L'ultimo film del pluripremiato Hayao Miyazaki, Il castello errante di Howl, è tratto da un romanzo della scrittrice inglese Diana Wynne Jones. Non è la prima volta che gli animatori dell'attuale studio Ghibli cercano ispirazione nella letteratura europea per le loro opere. Già le serie televisive realizzate in passato dallo stesso Miyazaki e anche da Isao Takahata, Yoshifumi Kondo e colleghi hanno origine in Occidente: ‘Heidi’ (Alps no shojo Heidi, 1974) era l'adattamento del romanzo di Johanna Spyri, ‘Marco’ (Haha o tazunete sanzenri, 1976) addirittura si ispirava al libro Cuore di Edmondo De Amicis, ‘Anna dai capelli rossi’ (Akage no Ann, 1979) proveniva dalle pagine di Lucy Maud Montgomery, mentre ‘Il fiuto di Sherlock Holmes’ (Meitantei Holmes, 1984) nasceva naturalmente dal celebre personaggio di Arthur Conan Doyle. Per non parlare poi di ‘Conan, il ragazzo del futuro’ (Mirai shonen Conan, 1978), stupenda serie tratta da un modesto romanzo di Alexander Key.

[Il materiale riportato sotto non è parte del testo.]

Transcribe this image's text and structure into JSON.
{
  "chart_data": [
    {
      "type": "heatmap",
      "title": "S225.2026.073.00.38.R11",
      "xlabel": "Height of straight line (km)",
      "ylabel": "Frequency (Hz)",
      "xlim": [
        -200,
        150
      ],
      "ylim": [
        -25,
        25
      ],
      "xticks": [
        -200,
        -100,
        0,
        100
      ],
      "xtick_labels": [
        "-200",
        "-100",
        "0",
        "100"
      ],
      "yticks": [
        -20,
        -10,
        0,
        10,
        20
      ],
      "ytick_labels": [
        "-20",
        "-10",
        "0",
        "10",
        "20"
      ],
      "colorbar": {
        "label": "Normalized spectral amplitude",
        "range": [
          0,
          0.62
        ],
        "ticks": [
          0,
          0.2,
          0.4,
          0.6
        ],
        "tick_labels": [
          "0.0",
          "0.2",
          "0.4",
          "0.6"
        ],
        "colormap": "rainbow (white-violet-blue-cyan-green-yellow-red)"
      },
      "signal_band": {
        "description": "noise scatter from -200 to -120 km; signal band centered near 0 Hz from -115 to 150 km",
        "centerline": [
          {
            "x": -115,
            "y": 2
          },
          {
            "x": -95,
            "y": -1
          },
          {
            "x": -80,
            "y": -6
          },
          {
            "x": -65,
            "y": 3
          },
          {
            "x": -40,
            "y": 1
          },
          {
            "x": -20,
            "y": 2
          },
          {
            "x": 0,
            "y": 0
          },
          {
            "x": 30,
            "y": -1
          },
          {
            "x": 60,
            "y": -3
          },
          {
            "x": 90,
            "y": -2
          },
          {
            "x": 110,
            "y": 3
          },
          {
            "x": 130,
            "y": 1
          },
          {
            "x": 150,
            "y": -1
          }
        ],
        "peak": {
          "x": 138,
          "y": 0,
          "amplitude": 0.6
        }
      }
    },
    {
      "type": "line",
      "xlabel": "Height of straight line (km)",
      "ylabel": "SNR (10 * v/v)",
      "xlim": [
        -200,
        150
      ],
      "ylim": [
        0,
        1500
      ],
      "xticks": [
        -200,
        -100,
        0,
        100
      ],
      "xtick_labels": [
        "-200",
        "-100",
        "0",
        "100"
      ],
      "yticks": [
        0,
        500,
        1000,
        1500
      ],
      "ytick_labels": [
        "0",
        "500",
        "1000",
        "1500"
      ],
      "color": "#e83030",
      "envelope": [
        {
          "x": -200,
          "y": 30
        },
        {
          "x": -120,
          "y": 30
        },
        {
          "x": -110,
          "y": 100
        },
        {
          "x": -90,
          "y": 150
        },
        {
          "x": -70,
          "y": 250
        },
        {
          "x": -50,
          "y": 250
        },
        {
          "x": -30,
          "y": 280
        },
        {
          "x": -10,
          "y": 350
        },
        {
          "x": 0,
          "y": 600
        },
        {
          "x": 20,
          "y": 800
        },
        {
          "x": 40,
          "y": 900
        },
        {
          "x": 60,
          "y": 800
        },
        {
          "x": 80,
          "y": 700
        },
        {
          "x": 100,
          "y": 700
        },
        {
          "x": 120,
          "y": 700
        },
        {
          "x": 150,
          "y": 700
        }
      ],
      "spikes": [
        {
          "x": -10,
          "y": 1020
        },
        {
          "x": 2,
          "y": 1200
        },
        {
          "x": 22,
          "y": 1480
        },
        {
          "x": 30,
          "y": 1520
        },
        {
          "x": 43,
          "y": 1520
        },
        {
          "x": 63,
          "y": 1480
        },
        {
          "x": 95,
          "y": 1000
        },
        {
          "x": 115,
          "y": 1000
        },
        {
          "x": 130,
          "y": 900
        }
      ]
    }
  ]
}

L’adattamento, più o meno fedele, di racconti e romanzi d’origine occidentale avveniva frequentemente negli anni Settanta, quando gli animatori – così come gli autori di manga - vedevano nel proprio lavoro un aspetto educativo e documentaristico che oggi è quasi del tutto scomparso. Non a caso la carriera di Osamu Tezuka, che forse più di tutti i suoi colleghi era sensibile a questi elementi, ha avuto inizio proprio con un manga che sin dal titolo tradiva i suoi ‘debiti’ con la letteratura occidentale: Shin takarajima (‘La nuova isola del tesoro’).
Se le opere animate dei primordi si affidavano quasi esclusivamente a leggende e fiabe giapponesi - o nel migliore dei casi cinesi -, già nel 1965 la Toei Doga fece uscire nelle sale un lungometraggio intitolato Gulliver no uchu ryoko (‘I viaggi spaziali di Gulliver’), libera ‘ri-scrittura’ in chiave fantascientifica del romanzo di Jonathan Swift. Nel 1969 esce Nagagutsu o haita neko (‘Il gatto con gli stivali’) di Perrault, il cui protagonista diviene il simbolo della Toei Doga e ancora oggi compare su tutti i suoi prodotti.
Nel decennio successivo fanno la loro comparsa numerosi altri titoli. Per citare solo i più celebri, ricordiamo il buffo Pinocchio di Kashi no ki mokku ('Mokku della quercia', 1972), non troppo fedele allo spirito di Collodi così come il successivo remake del 1976, Piccolino no boken ('Bambino Pinocchio'); ‘Remì’ (Rittai anime ienaki ko, 1977) di Hector Malot; ‘Huckleberry Finn’ (Huckleberry no boken) di Mark Twain, che verrà saccheggiato anche nel 1980 con ‘Tom story’ (Tom Sawyer no boken); e in un certo senso anche il celebre Lupin III - la cui serie televisiva debutta nel 1971 - nasce dalle pagine di Maurice Leblanc, del cui personaggio è il diretto discendente.
Guardando indietro a queste produzioni, si possono evidenziare alcuni temi comuni che si ripetono negli anni. Prima di tutto, la forte presenza delle fiabe, un genere a cui spesso gli animatori si sono affidati per le loro opere -Disney docet. Passando da Esopo fino a Perrault, i giapponesi sembrano avere un debole per Hans Christian Andersen, le cui opere più celebri sono state oggetto di continui adattamenti animati sia per il cinema - a partire dal 1968 con la piccola fiammiferaia Andersen monogatari match uri no shojo, - che per la televisione con la Andersen monogatari, 52 episodi del 1971.
Un altro tema presente negli anime giapponesi ispirati dalle opere occidentali è un amore 'romantico' per il passato: raramente vengono scelte storie ambientate nei giorni nostri. Gli sceneggiatori preferiscono ricreare ‘sfondi’ storici che siano medievali o ottocenteschi. A questo si aggiunge, poi, un gusto per la rivisitazione in chiave fantastica o addirittura fantascientifica. Personaggi come Re Artù, Don Chisciotte o Marco Polo sono frequentemente immersi in un mondo senza tempo - dove l'ambientazione storica convive con meraviglie tecnologiche - e senza spazio - dove gli antichi cavalieri europei possono assomigliare a samurai piuttosto che a robot.
Oggi, se non mancano gli anime d’ispirazione europea, la maggior parte dei manga ha una matrice nipponica e l'invasione culturale sembra aver cambiato direzione: l'occidente va a scoprire e ‘saccheggiare’ la cultura orientale.